2. I took quite some time cleaning the data and created derrivative / aggregated variables. Every row does not contain future information, but only information that was available before the fight. I created lots of variables containing:
- event continent / home advantage
- reach, height, age
- experience (total amount of fights, wins, losses, draws)
- number of finishes (subs, ko's)
- current winning/losing streak, max winning/losing streak
- # of wins in last 1, 3 and 5 fights
- average fighting time
- fighter birth continent
- opponent strength (win% of opponent)
- opponent experience (number of fights of opponent)
- difference between both fighters in the above variables, e.g. reach difference, height difference etc.

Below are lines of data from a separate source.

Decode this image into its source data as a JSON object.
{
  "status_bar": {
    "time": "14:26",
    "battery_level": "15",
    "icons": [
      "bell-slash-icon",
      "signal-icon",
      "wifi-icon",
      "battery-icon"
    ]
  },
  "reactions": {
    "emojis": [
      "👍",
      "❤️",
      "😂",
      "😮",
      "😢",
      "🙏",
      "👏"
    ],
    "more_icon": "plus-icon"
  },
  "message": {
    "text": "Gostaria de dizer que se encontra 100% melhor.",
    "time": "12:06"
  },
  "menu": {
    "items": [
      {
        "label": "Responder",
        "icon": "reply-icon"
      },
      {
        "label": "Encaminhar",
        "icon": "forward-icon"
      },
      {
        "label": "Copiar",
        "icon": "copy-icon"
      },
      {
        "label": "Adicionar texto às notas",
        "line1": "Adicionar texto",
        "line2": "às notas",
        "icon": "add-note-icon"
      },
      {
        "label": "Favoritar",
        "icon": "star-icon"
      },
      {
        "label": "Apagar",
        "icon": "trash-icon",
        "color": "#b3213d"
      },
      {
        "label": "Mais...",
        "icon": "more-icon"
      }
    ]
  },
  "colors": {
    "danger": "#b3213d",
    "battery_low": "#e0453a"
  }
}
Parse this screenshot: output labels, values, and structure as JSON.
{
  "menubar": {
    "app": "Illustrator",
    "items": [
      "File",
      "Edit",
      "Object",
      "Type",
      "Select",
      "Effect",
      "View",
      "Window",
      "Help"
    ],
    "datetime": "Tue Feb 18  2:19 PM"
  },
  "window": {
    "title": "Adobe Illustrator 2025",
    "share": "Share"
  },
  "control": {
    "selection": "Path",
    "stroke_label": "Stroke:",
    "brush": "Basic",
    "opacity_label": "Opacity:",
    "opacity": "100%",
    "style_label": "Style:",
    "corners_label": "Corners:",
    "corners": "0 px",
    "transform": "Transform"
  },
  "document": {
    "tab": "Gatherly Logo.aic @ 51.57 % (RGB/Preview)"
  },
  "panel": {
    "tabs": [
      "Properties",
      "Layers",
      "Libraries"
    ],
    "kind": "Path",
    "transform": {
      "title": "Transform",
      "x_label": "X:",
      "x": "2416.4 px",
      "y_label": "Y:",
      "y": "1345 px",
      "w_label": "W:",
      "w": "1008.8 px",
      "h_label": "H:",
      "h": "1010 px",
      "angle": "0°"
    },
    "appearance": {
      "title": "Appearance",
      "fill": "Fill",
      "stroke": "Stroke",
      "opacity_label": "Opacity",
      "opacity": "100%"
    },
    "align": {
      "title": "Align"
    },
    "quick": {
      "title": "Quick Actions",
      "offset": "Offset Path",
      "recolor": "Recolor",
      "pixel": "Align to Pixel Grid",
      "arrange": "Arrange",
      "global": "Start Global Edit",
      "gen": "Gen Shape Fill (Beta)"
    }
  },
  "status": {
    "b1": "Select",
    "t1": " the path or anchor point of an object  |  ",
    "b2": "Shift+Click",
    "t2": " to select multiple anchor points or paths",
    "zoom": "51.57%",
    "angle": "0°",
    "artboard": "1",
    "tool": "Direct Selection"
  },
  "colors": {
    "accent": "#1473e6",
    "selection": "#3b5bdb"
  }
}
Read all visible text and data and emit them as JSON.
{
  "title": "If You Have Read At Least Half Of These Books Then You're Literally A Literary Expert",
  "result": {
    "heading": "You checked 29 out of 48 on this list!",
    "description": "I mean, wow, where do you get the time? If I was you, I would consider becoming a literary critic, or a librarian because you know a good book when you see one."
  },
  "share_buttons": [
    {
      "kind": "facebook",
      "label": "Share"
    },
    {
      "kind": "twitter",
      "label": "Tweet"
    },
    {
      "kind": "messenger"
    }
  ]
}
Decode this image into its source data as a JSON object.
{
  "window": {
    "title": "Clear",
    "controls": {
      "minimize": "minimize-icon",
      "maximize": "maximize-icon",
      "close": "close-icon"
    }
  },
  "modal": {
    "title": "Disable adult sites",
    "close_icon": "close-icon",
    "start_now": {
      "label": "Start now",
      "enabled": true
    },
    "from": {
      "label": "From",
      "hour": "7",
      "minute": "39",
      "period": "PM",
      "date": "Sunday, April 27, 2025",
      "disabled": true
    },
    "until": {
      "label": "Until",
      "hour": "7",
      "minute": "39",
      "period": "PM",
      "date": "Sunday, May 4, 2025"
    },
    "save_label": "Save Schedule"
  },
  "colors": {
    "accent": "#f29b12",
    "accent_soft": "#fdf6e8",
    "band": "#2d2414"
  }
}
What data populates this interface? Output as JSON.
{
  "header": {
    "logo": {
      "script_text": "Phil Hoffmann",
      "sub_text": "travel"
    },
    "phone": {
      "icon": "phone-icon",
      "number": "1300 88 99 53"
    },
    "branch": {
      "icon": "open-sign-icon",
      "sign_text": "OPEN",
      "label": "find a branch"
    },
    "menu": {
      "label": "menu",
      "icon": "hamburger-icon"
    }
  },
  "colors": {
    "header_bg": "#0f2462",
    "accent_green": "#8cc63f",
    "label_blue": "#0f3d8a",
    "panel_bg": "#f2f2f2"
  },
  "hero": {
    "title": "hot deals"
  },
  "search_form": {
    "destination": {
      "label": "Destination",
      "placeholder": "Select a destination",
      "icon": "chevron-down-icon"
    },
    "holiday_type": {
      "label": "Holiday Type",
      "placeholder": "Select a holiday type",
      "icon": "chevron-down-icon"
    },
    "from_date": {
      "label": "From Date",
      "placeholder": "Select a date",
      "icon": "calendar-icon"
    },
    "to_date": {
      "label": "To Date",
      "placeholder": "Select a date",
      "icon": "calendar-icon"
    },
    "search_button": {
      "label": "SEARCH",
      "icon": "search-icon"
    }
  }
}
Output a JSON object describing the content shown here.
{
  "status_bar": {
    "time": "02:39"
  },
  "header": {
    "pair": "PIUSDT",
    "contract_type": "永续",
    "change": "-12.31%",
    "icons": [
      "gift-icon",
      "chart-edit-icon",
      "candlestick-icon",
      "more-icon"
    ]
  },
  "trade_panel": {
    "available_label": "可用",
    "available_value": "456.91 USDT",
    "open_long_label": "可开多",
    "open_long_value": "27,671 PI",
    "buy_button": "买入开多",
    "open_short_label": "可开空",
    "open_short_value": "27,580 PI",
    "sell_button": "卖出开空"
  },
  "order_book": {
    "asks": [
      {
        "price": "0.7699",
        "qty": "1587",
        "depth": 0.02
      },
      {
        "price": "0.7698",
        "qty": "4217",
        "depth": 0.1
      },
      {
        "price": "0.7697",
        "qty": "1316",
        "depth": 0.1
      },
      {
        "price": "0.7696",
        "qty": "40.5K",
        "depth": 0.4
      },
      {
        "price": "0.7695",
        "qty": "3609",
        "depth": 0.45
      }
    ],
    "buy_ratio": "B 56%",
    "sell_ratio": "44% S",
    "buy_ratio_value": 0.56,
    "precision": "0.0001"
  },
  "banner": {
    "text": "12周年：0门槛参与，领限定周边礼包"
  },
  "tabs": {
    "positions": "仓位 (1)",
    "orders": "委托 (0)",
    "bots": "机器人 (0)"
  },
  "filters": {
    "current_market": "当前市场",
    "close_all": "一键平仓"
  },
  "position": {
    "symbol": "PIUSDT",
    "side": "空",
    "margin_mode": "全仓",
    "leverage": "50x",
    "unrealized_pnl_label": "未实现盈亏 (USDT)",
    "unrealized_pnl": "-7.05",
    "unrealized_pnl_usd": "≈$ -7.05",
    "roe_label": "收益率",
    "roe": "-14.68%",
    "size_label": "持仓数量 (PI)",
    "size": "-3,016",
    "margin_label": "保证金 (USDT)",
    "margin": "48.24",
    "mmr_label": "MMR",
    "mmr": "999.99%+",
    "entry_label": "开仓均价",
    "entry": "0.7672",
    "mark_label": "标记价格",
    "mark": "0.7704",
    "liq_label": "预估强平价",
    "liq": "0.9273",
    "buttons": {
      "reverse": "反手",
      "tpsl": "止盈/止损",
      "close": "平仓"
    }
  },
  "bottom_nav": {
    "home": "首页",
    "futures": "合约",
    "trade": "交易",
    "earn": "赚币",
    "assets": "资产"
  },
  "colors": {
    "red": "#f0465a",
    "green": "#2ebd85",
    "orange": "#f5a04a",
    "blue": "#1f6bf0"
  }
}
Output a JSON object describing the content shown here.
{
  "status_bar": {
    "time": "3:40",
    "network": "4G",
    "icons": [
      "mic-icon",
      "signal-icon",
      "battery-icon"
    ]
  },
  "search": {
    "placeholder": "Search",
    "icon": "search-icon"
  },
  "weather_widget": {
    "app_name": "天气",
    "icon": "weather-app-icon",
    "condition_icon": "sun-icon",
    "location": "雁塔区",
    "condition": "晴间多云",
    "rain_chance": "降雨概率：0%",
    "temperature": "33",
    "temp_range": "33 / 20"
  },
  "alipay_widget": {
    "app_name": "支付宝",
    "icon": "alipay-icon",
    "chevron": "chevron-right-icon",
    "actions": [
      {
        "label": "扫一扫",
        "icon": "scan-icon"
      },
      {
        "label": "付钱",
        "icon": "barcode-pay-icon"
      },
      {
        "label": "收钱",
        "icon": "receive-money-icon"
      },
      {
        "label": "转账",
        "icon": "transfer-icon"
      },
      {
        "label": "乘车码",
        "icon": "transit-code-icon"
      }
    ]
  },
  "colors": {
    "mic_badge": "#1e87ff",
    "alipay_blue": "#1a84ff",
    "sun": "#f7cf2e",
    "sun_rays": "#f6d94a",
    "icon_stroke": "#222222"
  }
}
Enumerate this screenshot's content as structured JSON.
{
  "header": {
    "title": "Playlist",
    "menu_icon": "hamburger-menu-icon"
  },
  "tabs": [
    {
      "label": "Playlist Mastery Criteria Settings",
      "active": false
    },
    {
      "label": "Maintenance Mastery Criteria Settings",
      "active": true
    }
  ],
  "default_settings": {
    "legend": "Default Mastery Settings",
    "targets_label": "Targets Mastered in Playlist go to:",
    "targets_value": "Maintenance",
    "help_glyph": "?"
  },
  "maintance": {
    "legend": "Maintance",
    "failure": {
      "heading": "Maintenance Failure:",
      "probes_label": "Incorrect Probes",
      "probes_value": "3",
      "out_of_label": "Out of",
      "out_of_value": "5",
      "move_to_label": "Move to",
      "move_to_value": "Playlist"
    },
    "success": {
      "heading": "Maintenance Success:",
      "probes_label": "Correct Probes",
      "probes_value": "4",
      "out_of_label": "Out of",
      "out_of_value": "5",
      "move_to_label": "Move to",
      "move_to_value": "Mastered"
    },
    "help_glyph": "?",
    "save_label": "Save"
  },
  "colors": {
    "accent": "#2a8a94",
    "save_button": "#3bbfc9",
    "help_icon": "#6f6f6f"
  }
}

I split up the data in a training and test set. The training set contained the 80% oldest data (since MMA is temporal, i.e. a fighters current record contains information about their past performance), and the test data contained the 20% most recent fights.
I used XGBoost as a model, since this has a great record over other modeling techniques, is quite fast to train, and has won several Kaggle competitions.
The model spits out a probability of fighter A winning. These are then converted into classes (i.e. a win% over .50 means a win, below .50 a loss).
4. Model performance
I reached 65% accuracy on the training set, and 64% on the test set containing data the model was NOT trained on. This indicated that the model was not overtrained, since the train and test set both performed very similarly.
5. Betting:
The next step is to use the model for betting (for fun). The plan is to bet on MMA fights following the model 100%, no emotions, no gut feelings.
Since I'm only willing to risk 100 euros and like to keep things simple, I'm planning to do fixed bet sizes at 1.5-2% of the bankroll.
Any fight that provides a positive EV will be bet on. So let's say Cain has a 67% win probability over Ngannou in the model, and the odds are 1.64 for Cain, it follows that 1/1.64 = 60.97%. This would be positive EV, and thus a good bet according to the model.
6. Future steps:
- Add opening odds to the model. I feel like this could greatly improve the model.
- Add recency (days since last fight). This could help in determining whether ring rust is an actual thing, and if so, it could add predictive power.
Disclaimer:
I know the model isn't amazing, and the betting strategy is questionable. However, this project was mainly done as a side project to update my webscraping / scripting skills. Now for entertainment purposes I'm excited what will follow first: doubling my bankroll money, or losing it all.